On 3/22/06, Ilmari Karonen <nospam(a)vyznev.net> wrote:
One could ignore edits that have been reverted.
Detecting reverts, in
the strict sense of the word, is easy: all you need is a hash value for
each revision.
Of course, this wouldn't be perfect. But it'd be as close to perfect as
any automated system can be. And it _would_ skip most vandals.
And what happens if the next edit merges some content back in from the
reverted text?
This happens, perhaps not frequently but it isn't that rare either.

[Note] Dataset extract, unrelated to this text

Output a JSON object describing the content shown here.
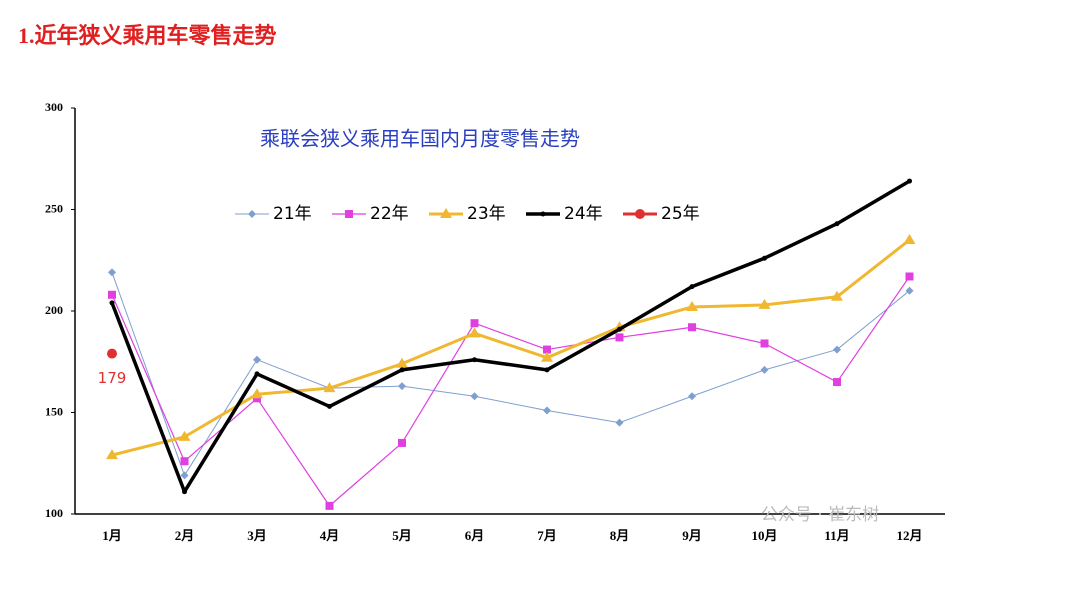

You can't assume that a edit didn't count just because it was
reverted.
I have a tool I call 'entropy flow' which I've been using for my
"wikipedia text backend where all revisions fit in ram" project. I'll
get around to releasing some stuff sooner or later, but it's easy
enough to code yourself. It's a useful too to find out who were the
real contributors...
It works like this, take all n revisions of an article:
*compress with a whole word replacement memoryless compression
algorithm (this gets around 2:1 compression on enwiki text and it's
"diff invarent") where common words are replaced with high byte
huffman encoded keys from a pre computed dictionary (unicode properly
escaped). (this is important because long words along aren't signs of
greater contribution but the addition of more rare words probably is)
*using xdelta3, compute the n^2 compressed binary diffs (n*(n-1+the
null article)) between all versions. Yes, this is a number of diffs
easily in the millions.
*The diff sizes are the costs between the article nodes. Add a slight
penalty to diffs that run in reverse direction to break ties.
*Compute the minimum spanning tree between all these nodes. (I use the
MST algo in the parallel boost graph Library
http://www.osl.iu.edu/research/pbgl/ ... MST is polynomial time, but
it's still expensive on millions of edges)
*The users who have made edits to the nodes in the large subgraph
containing the current revision are the contributors. All the little
subgraphs hanging off the null article node are mostly vandalism and
nonsense.
What seems to be a spookily correct ranking of contributors can be
found by totaling the diff sizes of each user in the main subgraph and
sorting by size.
Of course, no warranties that this actually tells you the
contributors.. the best way to be safe is just to list all editors.
I created this approach for finding the optimal diff order for delta
compressing articles... this application is just a cute side effect.
(When I'm actually compressing articles I just use a sliding window of
100ish revisions, much cheaper to compute and pretty much just as
good, although it sometimes misses when someone reverts to an ancient
version which is why it's better for finding contributors to consider
the entire history in one MST pass).